5% of the population suffers from an eye condition called Amblyopia, and it's one of those problems parents hope they won't have to share with their kids.
"My mother has it, also my sister, my aunts, my cousins, it's really prevalent in our family," says Jamie Magda, parent.
And both Jamie's kids have it. Alisha has the telltale sign: when one eye crosses, but Ashleigh doesn't, so for years no one knew why she constantly complained of headaches. In kids with Amblyopia, one eye has more trouble communicating with the brain than the other.
The concern is this: if it isn't treated before age seven, it could cause permanent blindness.
"In order to have Amblyopia, you don't have to have crossed eyes. You can have perfectly straight eyes and be blind in one eye and nobody would know it. The development of the visual system in a child is a lot like concrete hardening. After a critical period, the concrete hardens, and there's no time left to fix things," says Dr. Jim Ruben, pediatric opthalmologist.
Now, here's what's new. Most kids wear a patch to help the brain learn to communicate better with the weaker eye. But now, Dr. Ruben and his colleagues are testing a new alternative. They are giving some children standard eye dilation drops in one eye, blurring the stronger eye so the weaker eye has a chance to catch up.

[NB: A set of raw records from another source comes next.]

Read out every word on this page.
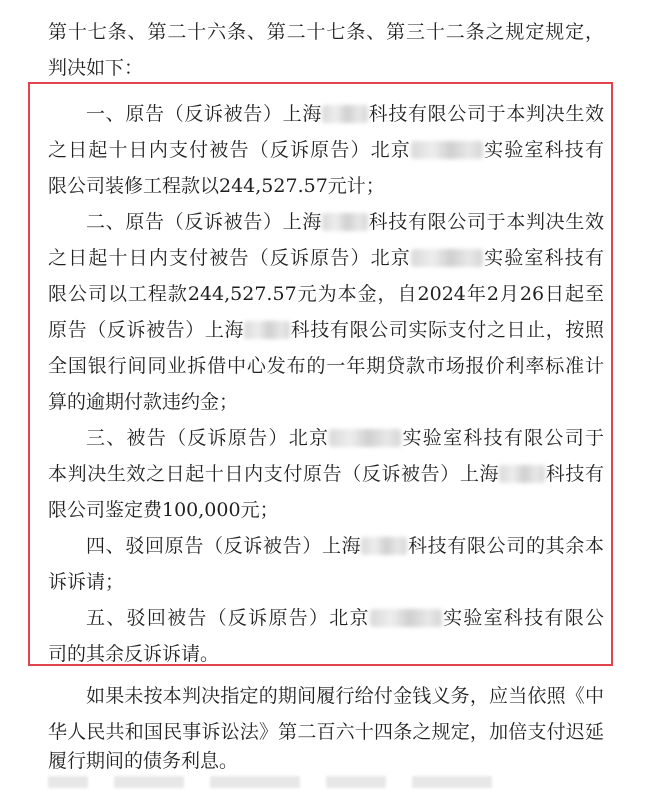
第十七条、第二十六条、第二十七条、第三十二条之规定规定，
判决如下：
一、原告（反诉被告）上海 科技有限公司于本判决生效
之日起十日内支付被告（反诉原告）北京	实验室科技有
限公司装修工程款以244,527.57元计；
二、原告（反诉被告）上海 科技有限公司于本判决生效
之日起十日内支付被告（反诉原告）北京	实验室科技有
限公司以工程款244,527.57元为本金，自2024年2月26日起至
原告（反诉被告）上海 科技有限公司实际支付之日止，按照
全国银行间同业拆借中心发布的一年期贷款市场报价利率标准计
算的逾期付款违约金；
三、被告（反诉原告）北京	实验室科技有限公司于
本判决生效之日起十日内支付原告（反诉被告）上海 科技有
限公司鉴定费100,000元；
四、驳回原告（反诉被告）上海 科技有限公司的其余本
诉诉请；
五、驳回被告（反诉原告）北京	实验室科技有限公
司的其余反诉诉请。
如果未按本判决指定的期间履行给付金钱义务，应当依照《中
华人民共和国民事诉讼法》第二百六十四条之规定，加倍支付迟延
履行期间的债务利息。
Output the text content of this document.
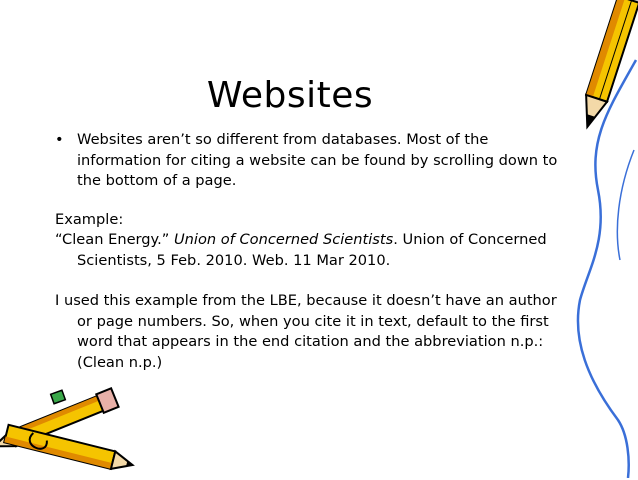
Websites
• Websites aren’t so different from databases. Most of the information for citing a website can be found by scrolling down to the bottom of a page.

Example:

“Clean Energy.” Union of Concerned Scientists. Union of Concerned Scientists, 5 Feb. 2010. Web. 11 Mar 2010.
I used this example from the LBE, because it doesn’t have an author or page numbers. So, when you cite it in text, default to the first word that appears in the end citation and the abbreviation n.p.: (Clean n.p.)
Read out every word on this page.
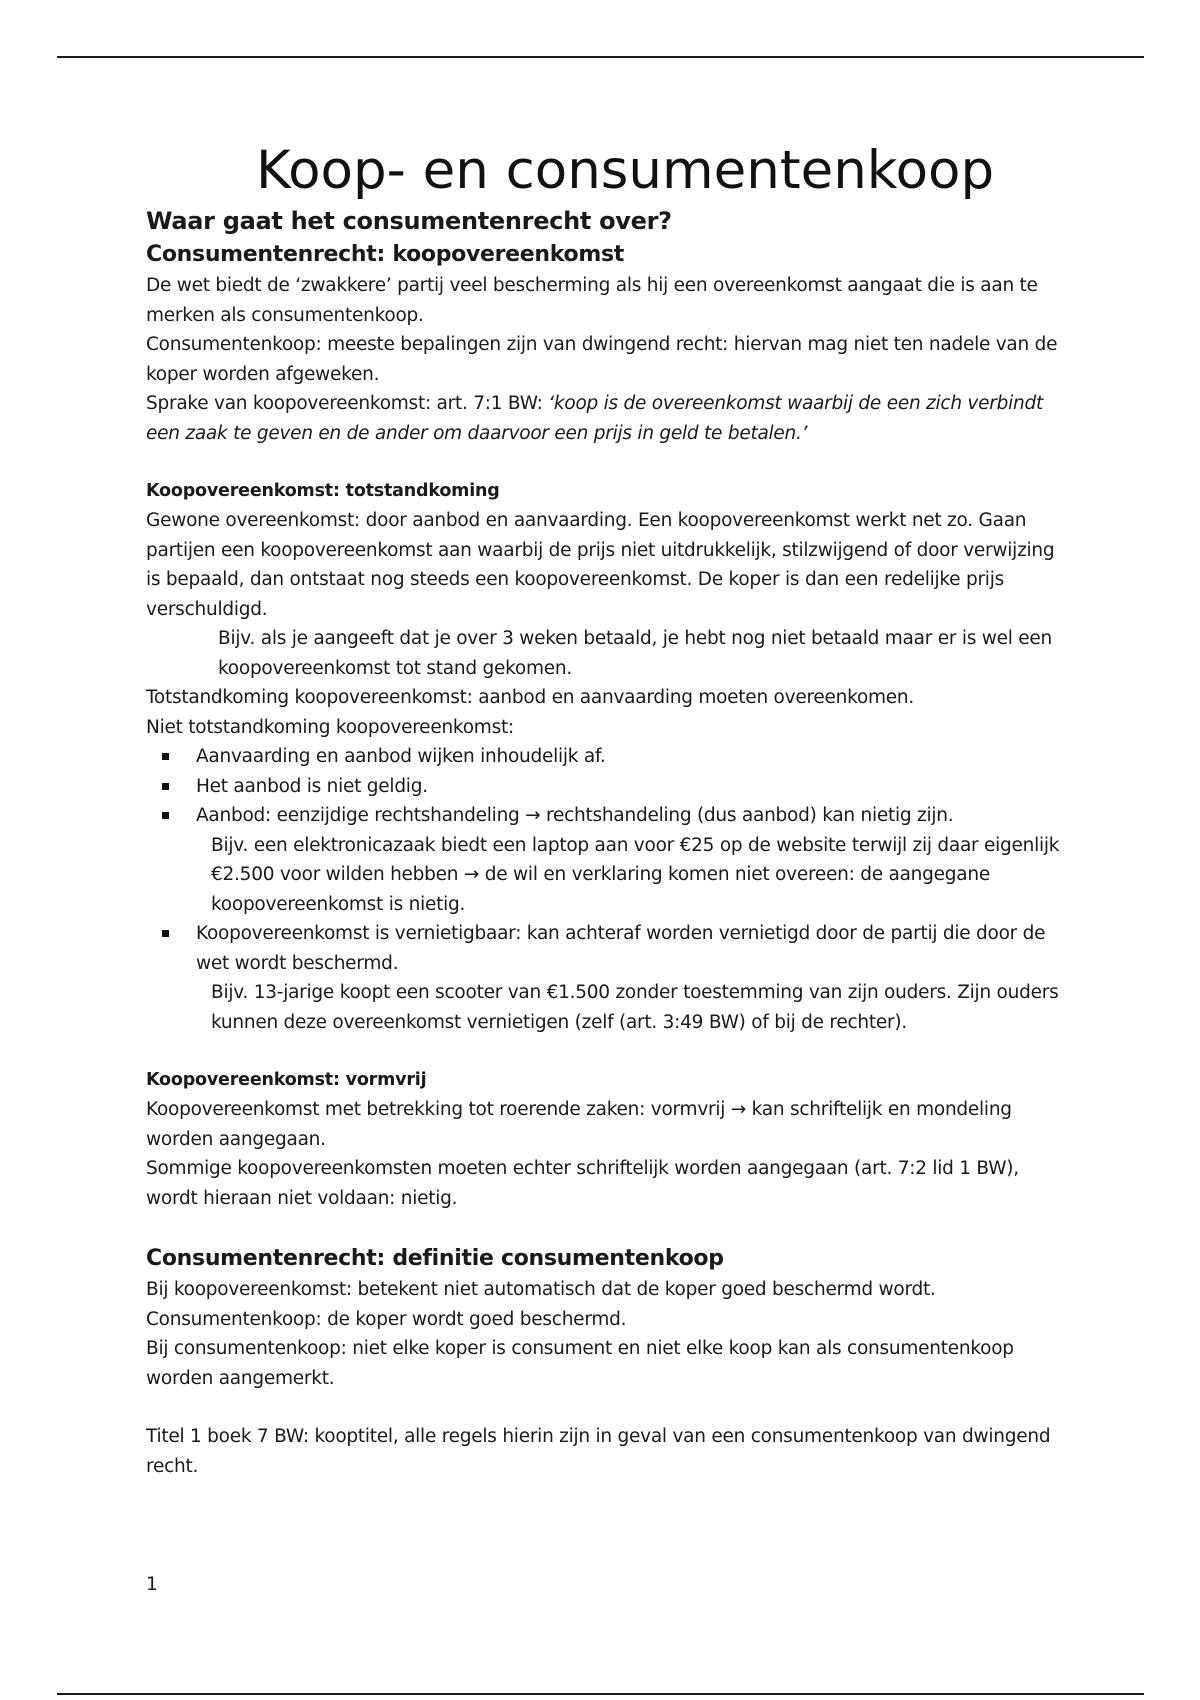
Koop- en consumentenkoop
Waar gaat het consumentenrecht over?
Consumentenrecht: koopovereenkomst

De wet biedt de ‘zwakkere’ partij veel bescherming als hij een overeenkomst aangaat die is aan te merken als consumentenkoop.

Consumentenkoop: meeste bepalingen zijn van dwingend recht: hiervan mag niet ten nadele van de koper worden afgeweken.

Sprake van koopovereenkomst: art. 7:1 BW: ‘koop is de overeenkomst waarbij de een zich verbindt een zaak te geven en de ander om daarvoor een prijs in geld te betalen.’

Koopovereenkomst: totstandkoming

Gewone overeenkomst: door aanbod en aanvaarding. Een koopovereenkomst werkt net zo. Gaan partijen een koopovereenkomst aan waarbij de prijs niet uitdrukkelijk, stilzwijgend of door verwijzing is bepaald, dan ontstaat nog steeds een koopovereenkomst. De koper is dan een redelijke prijs verschuldigd.

Bijv. als je aangeeft dat je over 3 weken betaald, je hebt nog niet betaald maar er is wel een koopovereenkomst tot stand gekomen.

Totstandkoming koopovereenkomst: aanbod en aanvaarding moeten overeenkomen.

Niet totstandkoming koopovereenkomst:

Aanvaarding en aanbod wijken inhoudelijk af.

Het aanbod is niet geldig.

Aanbod: eenzijdige rechtshandeling → rechtshandeling (dus aanbod) kan nietig zijn.

Bijv. een elektronicazaak biedt een laptop aan voor €25 op de website terwijl zij daar eigenlijk €2.500 voor wilden hebben → de wil en verklaring komen niet overeen: de aangegane koopovereenkomst is nietig.

Koopovereenkomst is vernietigbaar: kan achteraf worden vernietigd door de partij die door de wet wordt beschermd.

Bijv. 13-jarige koopt een scooter van €1.500 zonder toestemming van zijn ouders. Zijn ouders kunnen deze overeenkomst vernietigen (zelf (art. 3:49 BW) of bij de rechter).

Koopovereenkomst: vormvrij

Koopovereenkomst met betrekking tot roerende zaken: vormvrij → kan schriftelijk en mondeling worden aangegaan.

Sommige koopovereenkomsten moeten echter schriftelijk worden aangegaan (art. 7:2 lid 1 BW), wordt hieraan niet voldaan: nietig.

Consumentenrecht: definitie consumentenkoop

Bij koopovereenkomst: betekent niet automatisch dat de koper goed beschermd wordt.

Consumentenkoop: de koper wordt goed beschermd.

Bij consumentenkoop: niet elke koper is consument en niet elke koop kan als consumentenkoop worden aangemerkt.

Titel 1 boek 7 BW: kooptitel, alle regels hierin zijn in geval van een consumentenkoop van dwingend recht.

1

They say the results appear just as good as when they use the patch, without the hassle of wearing a patch. Amblyopia isn't always hereditary. So, don't assume your kids are safe because no one in the family has Amblyopia. Dr. Ruben says it's not unusual for kids to try harder during an eye test and manage to slip through a routine screening, but you don't want a problem like this to go undetected.
So, if you suspect that your child might have Amblyopia, again, that's when one eye is weaker than the other, you might want to ask your pediatrician for a referral to a pediatric opthalmologist for further testing.